Tom Evans, who has been photographing climbers on El Cap since the mid-1990s, captured both of Astorga’s ascents with his camera. He told me what it was like from his perspective.
“She was psyched. And then it went into a survival contest,” Evans said from his cabin in Crestline, California.
Astorga’s been climbing the Nose since August 2010. Her first time up it was with Libby Sauter, who broke the all-female team record on the Nose and climbed El Cap and the Nose in a day this autumn.
In 2011, Astorga and Sauter set the women’s team record on the Nose at 10:40. Then she teamed up with Mayan Smith-Gobat twice in 2012 to top out in 10:10 and, a week later, 7:26. The duo went on to climb the Regular Route of Half Dome before the day’s end.
After the linkup, Astorga took two years off from climbing. In that time she took up competitive mountain biking, continued with Olympic lifting, kettle bell training, uphill sprints and circuit training. She tells me she’s lost 15 pounds, to be a leaner climber, and has a renewed focus on the Nose solo because it requires more endurance than power.
This September she made a practice solo run to Dolt Tower in five hours, rested a few days and then set the women’s speed solo record on September 26.
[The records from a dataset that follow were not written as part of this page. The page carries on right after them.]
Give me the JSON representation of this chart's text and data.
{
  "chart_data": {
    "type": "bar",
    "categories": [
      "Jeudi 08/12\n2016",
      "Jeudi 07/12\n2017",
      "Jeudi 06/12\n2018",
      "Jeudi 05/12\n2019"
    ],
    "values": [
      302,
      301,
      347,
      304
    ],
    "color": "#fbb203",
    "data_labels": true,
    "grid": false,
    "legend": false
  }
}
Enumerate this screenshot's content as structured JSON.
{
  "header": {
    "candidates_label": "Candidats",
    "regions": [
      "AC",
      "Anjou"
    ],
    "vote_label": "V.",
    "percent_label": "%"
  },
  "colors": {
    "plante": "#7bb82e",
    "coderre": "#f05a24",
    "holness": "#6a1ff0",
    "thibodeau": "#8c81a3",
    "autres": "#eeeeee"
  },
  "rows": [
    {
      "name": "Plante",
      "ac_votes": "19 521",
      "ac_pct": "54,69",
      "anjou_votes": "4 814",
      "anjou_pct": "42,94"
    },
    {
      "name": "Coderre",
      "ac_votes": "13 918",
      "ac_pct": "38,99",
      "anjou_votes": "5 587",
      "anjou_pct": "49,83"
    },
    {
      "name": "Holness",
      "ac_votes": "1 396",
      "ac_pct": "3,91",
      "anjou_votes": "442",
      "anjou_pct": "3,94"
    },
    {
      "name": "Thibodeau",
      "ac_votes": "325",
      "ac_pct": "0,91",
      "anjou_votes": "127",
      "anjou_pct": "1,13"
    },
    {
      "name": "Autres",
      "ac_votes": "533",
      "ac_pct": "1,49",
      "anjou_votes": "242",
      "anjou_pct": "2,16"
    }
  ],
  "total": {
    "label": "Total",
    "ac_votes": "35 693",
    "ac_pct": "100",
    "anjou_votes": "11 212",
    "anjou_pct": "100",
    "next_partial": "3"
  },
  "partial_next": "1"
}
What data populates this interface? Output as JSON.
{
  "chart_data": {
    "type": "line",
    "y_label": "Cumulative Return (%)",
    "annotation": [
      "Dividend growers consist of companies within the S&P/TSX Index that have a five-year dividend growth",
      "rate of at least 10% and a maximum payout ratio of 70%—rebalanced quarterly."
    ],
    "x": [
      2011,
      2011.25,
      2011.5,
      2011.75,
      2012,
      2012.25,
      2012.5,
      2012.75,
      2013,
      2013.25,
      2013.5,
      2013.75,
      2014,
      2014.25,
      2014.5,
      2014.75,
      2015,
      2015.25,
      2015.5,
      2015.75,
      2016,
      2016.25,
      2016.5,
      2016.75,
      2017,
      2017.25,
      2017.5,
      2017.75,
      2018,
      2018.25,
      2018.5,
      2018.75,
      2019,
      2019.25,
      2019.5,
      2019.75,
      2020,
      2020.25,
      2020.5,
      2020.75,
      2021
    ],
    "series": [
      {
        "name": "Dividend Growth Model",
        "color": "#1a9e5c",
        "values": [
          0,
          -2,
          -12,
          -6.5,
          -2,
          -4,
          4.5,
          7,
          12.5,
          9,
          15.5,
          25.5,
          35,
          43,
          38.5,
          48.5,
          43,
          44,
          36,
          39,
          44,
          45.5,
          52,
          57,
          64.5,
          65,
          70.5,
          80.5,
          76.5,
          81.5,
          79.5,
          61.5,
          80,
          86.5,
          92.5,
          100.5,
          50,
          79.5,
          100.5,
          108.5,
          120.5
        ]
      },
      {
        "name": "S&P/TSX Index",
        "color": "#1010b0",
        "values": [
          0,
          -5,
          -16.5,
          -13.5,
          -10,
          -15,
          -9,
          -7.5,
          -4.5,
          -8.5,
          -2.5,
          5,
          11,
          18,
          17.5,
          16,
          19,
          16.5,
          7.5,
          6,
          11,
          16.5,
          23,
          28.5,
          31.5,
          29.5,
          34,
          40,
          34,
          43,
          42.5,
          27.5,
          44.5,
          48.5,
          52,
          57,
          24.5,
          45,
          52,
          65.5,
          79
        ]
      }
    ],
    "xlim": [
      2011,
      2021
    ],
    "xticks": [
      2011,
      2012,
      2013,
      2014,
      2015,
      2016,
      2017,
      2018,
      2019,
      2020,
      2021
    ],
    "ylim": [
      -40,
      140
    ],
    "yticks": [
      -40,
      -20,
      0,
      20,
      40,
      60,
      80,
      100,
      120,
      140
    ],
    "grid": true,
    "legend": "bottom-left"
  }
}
I asked her why she didn’t ask for water from the team at Camp 6. She said, “Several years ago I was guiding on the West Rib of Denali. The Giri-Giri Guys stumbled near us. They refused [our offer of water]. They dealt with it. I walked away with that. That’s a good way to roll…. I made my decision to bring the water I did and chose to get myself out [of] that situation. There wasn’t much conscious thought to [the decision] really.”
Evans said later, “I got an email from the guys at Camp 6.” They stated that if they had known the seriousness of her deteriorating condition they would’ve shared their water, had she asked.
Astorga won’t confirm or deny any plans to return to the Nose for another solo ascent. For the time being she’ll be focusing on her career as a full-time avalanche forecaster in Idaho and on training for a five-week expedition this coming spring to Alaska.